Por Giancarlo Lepiani
Condensado de Veja, 02/08/2001

Uma investigação de solução nada elementar está provocando intensa polêmica na Inglaterra, lar do detetive mais famoso da literatura mundial. Um historiador diz ter descoberto que o escritor Arthur Conan Doyle, criador de Sherlock Holmes, roubou de um amigo seu livro mais famoso. De acordo com Rodger Garrick-Steele, O Cão dos Baskerville havia sido escrito por um colega de Doyle, que posteriormente seria morto para não poder revelar a farsa ao mundo.

Steele diz que a história – uma criatura monstruosa que assombrava a localidade de Dartmoor – havia sido criada por Bertram Fletcher Robinson. Seu amigo Conan Doyle publicou o romance há 100 anos, dividido em capítulos, em uma revista chamada Strand. Foi um enorme sucesso: o público queria novas histórias de Sherlock e uma editora ofereceu um adiantamento polpudo pelos próximos livros de Doyle, que ganharia o título de “sir” pela obra.

Apesar de reconhecer a influência de Robinson, Doyle não dividiu com ele a autoria do livro. Ele agradeceu ao amigo nos créditos da publicação, dizendo que ele havia levado ele a Dartmoor – dando, portanto, a inspiração à história. Porém, o historiador Steele diz que Doyle devia muito mais ao companheiro, que seria o verdadeiro autor da obra. Então, temendo ser descoberto, convenceu a mulher do amigo, com quem estava tendo um caso, a envenenar Robinson.

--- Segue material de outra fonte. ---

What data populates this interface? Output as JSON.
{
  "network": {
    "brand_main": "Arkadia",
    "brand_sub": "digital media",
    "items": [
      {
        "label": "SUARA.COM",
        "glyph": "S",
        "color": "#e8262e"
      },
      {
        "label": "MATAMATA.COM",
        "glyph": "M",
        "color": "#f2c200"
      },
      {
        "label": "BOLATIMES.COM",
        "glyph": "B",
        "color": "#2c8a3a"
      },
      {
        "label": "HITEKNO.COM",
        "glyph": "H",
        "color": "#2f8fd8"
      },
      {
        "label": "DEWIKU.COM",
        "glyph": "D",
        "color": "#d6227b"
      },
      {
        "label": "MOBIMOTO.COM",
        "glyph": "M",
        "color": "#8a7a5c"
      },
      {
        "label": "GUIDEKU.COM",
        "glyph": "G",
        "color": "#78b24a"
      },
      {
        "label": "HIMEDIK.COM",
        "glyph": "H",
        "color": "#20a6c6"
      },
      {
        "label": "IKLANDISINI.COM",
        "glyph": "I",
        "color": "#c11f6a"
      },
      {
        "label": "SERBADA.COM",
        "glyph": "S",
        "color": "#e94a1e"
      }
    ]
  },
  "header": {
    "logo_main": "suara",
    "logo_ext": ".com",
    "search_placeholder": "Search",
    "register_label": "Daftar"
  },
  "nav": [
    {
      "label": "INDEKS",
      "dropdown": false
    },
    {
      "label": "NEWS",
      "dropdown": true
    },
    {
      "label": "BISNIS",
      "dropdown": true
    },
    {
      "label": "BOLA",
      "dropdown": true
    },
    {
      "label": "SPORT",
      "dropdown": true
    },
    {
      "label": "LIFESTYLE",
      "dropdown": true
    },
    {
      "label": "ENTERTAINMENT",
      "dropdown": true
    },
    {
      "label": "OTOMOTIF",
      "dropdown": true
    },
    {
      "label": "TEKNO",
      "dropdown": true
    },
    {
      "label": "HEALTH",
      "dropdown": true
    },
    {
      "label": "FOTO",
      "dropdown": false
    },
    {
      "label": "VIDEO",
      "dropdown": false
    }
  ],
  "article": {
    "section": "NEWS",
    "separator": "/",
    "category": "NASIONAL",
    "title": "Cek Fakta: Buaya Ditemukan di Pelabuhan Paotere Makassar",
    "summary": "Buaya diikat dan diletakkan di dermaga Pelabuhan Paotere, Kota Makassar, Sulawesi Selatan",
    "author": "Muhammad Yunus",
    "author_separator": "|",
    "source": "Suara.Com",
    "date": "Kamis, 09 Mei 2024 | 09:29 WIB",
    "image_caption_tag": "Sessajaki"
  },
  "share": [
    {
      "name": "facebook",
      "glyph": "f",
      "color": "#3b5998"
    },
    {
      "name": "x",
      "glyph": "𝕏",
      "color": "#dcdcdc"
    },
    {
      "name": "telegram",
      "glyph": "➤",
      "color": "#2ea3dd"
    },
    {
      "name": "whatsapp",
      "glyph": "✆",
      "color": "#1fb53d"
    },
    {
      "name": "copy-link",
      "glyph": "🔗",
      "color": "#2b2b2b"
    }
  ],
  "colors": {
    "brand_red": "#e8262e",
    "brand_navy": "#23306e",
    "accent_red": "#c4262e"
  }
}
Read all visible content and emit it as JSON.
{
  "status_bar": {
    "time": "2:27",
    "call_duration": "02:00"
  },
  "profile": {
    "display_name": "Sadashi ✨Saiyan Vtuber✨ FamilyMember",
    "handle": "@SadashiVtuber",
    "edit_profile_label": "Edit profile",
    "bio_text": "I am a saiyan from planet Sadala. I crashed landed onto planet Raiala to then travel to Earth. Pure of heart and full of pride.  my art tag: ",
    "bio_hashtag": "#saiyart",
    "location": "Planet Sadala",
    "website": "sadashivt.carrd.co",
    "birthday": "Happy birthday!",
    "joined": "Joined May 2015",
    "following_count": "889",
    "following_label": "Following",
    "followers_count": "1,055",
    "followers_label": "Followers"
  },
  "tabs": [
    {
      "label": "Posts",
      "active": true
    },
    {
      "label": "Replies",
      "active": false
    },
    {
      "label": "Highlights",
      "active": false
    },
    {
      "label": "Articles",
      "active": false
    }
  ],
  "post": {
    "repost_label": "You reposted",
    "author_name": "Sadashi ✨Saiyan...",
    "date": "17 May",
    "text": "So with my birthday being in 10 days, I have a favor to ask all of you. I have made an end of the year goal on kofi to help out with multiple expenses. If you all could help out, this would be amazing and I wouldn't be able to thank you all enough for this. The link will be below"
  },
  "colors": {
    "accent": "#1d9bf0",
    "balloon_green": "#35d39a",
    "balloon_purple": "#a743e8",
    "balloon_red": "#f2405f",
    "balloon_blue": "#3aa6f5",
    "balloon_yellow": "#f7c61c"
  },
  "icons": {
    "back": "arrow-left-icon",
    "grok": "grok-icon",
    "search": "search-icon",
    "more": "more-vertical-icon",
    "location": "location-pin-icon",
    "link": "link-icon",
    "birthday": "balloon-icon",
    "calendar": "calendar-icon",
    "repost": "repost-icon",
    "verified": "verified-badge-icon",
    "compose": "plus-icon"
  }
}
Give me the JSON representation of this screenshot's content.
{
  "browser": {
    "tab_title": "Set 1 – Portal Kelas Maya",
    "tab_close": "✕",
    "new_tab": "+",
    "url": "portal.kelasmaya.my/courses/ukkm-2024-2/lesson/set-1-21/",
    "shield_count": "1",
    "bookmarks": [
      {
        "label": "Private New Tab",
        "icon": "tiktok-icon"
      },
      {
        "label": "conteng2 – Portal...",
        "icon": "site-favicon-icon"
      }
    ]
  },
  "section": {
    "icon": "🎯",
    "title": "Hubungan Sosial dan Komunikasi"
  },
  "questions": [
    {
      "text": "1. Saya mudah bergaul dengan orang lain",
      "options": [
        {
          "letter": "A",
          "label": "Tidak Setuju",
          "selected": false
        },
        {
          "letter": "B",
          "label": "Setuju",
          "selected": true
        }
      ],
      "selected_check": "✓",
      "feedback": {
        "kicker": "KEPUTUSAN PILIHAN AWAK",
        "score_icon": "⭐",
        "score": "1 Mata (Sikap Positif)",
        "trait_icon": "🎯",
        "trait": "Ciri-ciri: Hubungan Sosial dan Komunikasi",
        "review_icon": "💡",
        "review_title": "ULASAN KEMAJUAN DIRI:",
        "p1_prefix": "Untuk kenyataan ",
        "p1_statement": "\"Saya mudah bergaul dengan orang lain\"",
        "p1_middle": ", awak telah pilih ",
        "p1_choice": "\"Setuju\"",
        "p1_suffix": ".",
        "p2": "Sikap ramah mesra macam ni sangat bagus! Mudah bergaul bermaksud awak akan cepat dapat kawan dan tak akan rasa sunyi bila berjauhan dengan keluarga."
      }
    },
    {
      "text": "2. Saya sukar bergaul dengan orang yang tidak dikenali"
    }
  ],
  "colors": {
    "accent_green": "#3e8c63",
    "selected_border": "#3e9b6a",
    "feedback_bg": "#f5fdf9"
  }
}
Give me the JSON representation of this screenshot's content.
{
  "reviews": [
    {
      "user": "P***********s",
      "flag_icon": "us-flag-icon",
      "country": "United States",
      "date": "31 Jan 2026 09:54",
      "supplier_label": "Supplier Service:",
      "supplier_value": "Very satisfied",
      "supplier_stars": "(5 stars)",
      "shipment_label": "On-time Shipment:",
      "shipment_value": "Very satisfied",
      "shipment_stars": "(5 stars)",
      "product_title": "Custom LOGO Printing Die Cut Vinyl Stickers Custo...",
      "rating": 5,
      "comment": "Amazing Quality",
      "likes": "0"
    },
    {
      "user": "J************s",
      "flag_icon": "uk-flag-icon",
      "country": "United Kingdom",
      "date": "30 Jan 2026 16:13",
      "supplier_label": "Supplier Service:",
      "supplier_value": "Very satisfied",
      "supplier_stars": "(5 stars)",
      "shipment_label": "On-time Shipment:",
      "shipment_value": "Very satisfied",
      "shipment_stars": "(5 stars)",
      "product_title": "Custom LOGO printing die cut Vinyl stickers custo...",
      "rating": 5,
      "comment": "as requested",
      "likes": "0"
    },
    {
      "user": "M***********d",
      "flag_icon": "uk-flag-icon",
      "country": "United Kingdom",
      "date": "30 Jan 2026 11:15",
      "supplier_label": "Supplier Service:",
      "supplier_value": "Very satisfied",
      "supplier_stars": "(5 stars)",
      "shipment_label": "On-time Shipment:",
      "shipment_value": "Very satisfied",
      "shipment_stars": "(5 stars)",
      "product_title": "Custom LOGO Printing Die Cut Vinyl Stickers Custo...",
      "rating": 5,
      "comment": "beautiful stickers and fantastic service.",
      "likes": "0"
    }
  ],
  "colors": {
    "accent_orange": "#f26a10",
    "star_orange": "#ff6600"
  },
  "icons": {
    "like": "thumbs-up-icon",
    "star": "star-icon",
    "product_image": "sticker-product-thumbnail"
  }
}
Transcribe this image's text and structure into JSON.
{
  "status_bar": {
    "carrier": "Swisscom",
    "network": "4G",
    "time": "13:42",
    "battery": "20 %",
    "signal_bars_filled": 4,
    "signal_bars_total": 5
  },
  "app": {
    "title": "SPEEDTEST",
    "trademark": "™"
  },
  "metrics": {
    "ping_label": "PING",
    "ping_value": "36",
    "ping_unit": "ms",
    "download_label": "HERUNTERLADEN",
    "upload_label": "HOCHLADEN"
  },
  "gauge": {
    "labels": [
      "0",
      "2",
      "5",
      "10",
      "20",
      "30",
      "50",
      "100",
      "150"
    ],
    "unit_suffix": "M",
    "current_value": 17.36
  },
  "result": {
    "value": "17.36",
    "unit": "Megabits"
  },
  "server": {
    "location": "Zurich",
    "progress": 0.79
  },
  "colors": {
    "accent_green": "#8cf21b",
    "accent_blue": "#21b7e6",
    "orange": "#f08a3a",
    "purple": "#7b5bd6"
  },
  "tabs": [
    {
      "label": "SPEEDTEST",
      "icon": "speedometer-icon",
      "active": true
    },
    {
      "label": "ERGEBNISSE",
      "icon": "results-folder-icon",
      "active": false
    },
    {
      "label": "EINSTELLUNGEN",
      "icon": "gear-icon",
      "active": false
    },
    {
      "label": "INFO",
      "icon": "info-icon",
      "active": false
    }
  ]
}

“Conan Doyle estava em uma situação terrível, sendo homenageado de todas as maneiras possíveis pelo que era um ato de plágio”, conta o historiador. “O preço da descoberta seria a desgraça – e se o romance com a mulher do amigo também fosse revelado, seria sua ruína.”

Detetive – Assumindo a pele de um verdadeiro Sherlock Holmes, o professor Steele analisou documentos e relatos da época para traçar a teoria. Descobriu também que a causa da morte de Robinson no certificado de óbito foi tifóide – uma doença com sintomas iguais ao envenenamento por um veneno à base de ópio chamado láudano. “Doyle era um homem inteligente e deteminado. Usou seu treinamento médico para convencer a mulher de Fletcher a matá-lo, resolvendo dois problemas de uma só vez”, afirma.

Para os fãs de Sherlock Holmes e outros especialistas em literatura, a teoria do historiador Steele não tem provas suficientes para ser considerada verdadeira. Porém, todos admitem que a participação de Robinson na criação de O Cão dos Baskerville foi minimizada. O amigo de sir Conan Doyle teria mesmo inventado a história. Além disso, é sabido que Robinson e Doyle planejavam escrever a quatro mãos um livro com aquela lenda. Porém, não se sabe por que a história foi publicada com apenas Conan Doyle como autor – um enigma que provavelmente jamais será esclarecido.